Dans un achat programmatique, toutes les interactions humaines
sont supprimées. Le média buyer se connecte au système qui peut être un
Adexchange (comme la bourse), un DSP (Demand Side platform ou plateforme
d’achat connecté à plusieurs sources d’inventaires) ou une plateforme d’achat
social média (Facebook par exemple), consulte les inventaires disponibles, fait
son ciblage, définit des enchères, upload ses créations et lance et optimise sa campagne de manière
automatisée. Sa forme la plus sophistiquée, en l’occurrence le RTB est très
similaire au mode de fonctionnement de la bourse. Les médias Buyers placent des
enchères sur des inventaires publicitaires en quelque fraction de secondes pour
emporter des impressions publicitaires. Ici, les actions échangées à la bourse
sont remplacées par des impressions publicitaires. Voilà pourquoi dans
certaines agences disposant de Trading Desk (un logiciel connecté aux sources
d’inventaires) les médias Buyers sont appelés des Traders comme dans la
bourse.
Toutefois, il est important de comprendre que cette
sophistication n’explique pas seulement tout le succès du programmatique. Son
intérêt grandissant a pour origine d’autres raisons que nous allons à présent
décortiquer.
Quels sont les
bénéfices du programmatique ?
Le premier bénéfice de l’achat programmatique est un meilleur
ciblage, pour ne pas dire un ciblage chirurgical. En effet, cette méthode
d’achat offre au média Buyer une panoplie de critères de ciblage qui nous rapproche de plus en plus vers le St
Graal de tout Marketer : offrir une expérience de communication personnalisée.

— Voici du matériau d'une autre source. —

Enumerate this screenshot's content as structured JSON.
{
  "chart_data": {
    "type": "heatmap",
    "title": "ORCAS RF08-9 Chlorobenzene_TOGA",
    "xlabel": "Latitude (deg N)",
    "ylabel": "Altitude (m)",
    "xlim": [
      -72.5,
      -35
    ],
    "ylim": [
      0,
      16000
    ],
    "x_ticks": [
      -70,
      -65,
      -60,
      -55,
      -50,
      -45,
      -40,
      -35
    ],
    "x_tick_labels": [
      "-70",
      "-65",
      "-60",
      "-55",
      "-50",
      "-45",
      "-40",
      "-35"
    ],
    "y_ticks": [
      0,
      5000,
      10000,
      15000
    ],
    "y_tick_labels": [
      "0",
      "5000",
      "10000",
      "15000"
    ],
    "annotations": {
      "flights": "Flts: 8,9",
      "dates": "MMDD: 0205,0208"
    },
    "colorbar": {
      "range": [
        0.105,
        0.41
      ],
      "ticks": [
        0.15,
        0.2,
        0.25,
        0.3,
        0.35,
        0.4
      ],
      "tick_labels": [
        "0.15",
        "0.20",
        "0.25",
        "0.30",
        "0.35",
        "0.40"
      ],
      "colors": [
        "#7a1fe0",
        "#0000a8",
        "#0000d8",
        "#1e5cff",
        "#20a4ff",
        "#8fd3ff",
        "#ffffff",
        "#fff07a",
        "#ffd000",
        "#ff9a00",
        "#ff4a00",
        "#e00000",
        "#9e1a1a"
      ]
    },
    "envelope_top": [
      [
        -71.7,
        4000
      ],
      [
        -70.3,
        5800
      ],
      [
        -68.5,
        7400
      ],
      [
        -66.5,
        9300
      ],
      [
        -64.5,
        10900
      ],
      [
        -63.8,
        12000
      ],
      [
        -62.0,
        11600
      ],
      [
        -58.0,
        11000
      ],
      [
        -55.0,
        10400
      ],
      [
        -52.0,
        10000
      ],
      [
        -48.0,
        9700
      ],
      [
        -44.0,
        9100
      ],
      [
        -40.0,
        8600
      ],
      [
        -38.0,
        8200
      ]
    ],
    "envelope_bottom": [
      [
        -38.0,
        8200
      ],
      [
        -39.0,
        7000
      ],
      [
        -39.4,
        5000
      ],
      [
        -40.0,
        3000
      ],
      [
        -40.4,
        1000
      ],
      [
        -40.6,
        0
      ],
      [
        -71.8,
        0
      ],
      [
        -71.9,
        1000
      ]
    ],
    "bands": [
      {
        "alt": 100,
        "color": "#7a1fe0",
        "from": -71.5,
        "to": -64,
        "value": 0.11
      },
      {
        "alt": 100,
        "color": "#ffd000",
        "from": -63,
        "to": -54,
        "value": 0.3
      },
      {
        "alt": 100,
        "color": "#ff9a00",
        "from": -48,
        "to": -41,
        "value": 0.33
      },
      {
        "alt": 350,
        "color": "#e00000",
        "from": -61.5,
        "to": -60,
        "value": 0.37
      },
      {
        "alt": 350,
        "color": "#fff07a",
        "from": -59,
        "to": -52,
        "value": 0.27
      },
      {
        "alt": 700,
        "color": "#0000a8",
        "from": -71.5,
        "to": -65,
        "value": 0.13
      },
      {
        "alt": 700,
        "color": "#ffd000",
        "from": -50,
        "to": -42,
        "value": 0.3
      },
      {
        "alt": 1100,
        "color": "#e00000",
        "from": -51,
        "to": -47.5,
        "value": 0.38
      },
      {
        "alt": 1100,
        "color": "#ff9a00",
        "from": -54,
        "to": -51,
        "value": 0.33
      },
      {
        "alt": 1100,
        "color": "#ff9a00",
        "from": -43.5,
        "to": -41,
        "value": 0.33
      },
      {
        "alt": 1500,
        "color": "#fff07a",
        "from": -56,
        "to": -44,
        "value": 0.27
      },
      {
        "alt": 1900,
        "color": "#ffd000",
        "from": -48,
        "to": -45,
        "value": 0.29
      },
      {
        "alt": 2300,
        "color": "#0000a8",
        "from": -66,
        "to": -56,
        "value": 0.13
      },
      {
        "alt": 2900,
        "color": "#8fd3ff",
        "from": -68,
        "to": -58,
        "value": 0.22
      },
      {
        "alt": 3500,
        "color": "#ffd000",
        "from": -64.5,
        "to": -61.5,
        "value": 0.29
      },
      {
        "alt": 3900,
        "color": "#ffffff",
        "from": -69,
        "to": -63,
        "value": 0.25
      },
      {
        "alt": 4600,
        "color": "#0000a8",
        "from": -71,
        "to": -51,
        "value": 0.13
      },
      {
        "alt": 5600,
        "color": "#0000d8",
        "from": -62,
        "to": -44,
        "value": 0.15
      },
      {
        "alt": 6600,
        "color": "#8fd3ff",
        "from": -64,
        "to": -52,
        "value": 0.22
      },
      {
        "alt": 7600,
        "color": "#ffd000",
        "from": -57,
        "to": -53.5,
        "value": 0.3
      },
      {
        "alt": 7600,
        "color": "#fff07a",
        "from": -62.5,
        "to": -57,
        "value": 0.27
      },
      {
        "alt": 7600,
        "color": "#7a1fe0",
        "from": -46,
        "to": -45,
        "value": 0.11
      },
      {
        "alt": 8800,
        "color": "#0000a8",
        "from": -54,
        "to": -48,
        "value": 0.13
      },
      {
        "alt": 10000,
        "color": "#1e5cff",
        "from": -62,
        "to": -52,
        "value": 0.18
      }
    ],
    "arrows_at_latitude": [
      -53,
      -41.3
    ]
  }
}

On passe de l’achat de sites ou de supports à l’achat audience. Grâce à la
richesse des données collectées, enrichies et exploitées par les algorithmes
publicitaires, l’acheteur peut quasiment adresser sa cible avec une précision à
faire pâlir d’envie un horloger Suisse. Chaque impression diffusée est vue par
la bonne personne et au bon moment. Par exemple, il est possible aujourd’hui de
faire une campagne qui ne sera vue que par des femmes âgées entre 25 et 35
disposant de hauts revenus et présentant un fort intérêt pou les produits
cosmétiques par exemple. Ou encore de cibler des hommes voyageurs business qui
disposent d’une carte Mastercard ou Visa et ayant effectué un voyage il y’a
moins d’1 mois. Plusieurs critères de ciblage peuvent être croisées.
L’alliance entre la technologie et la Data permettent ce
genre de prouesses. En effet, cette précision est rendue possible par la
collecte et la mise à disposition de quantités importantes de données fournies
essentiellement pas des Data Providers (entreprises qui collectent,
enrichissent et commercialisent des quantités importantes de données) aux
plateformes d’achat. La donnée constitue donc le moteur de l’efficacité du
programmatique puisqu’elle informe le ciblage des campagnes.
Il n’y a pas que la précision du ciblage parmi les avantages
du programmatique, on peut aussi citer la rapidité de mise en œuvre, les coûts moins élevés que l’achat direct,
une intégration cross device (reconnaissance de la personne qui se connecte sur
plusieurs appareils) et cross canal (la programmatique vidéo existe aussi).
En voyant tous ces avantages, on comprend mieux pourquoi le
programmatique emporte l’adhésion des annonceurs et des agences dans les
marchés matures. Cependant, il est important de se poser la question de l’état
du programmatique sur les marchés Africains.
Peut on faire du
programmatique en Afrique ?
La réponse est oui. Et même de petits annonceurs font déjà
du programmatique. En effet, lorsque vous achetez de la pub sur Facebook ou du
Display sur Adwords vous faites du programmatique. Une campagne Facebook
utilise les données collectées par le réseau social sur ses membres pour vous
aider à faire votre ciblage, optimise vos enchères en fonction de l’objectif de
la campagne (ajuste le CPM pour générer plus de likes par exemple) et affiche
plus d’impressions de la création qui a les meilleures performances grâce à son algorithme de
gestion de campagne.
Si cette forme simple de programmatique est accessible à
presque tous, les formes les plus sophistiquées ne sont accessibles qu’aux
grands annonceurs via leurs agences. Le RTB par exemple nécessite des budgets
importants mais surtout des compétences qui sont encore rares sur le continent.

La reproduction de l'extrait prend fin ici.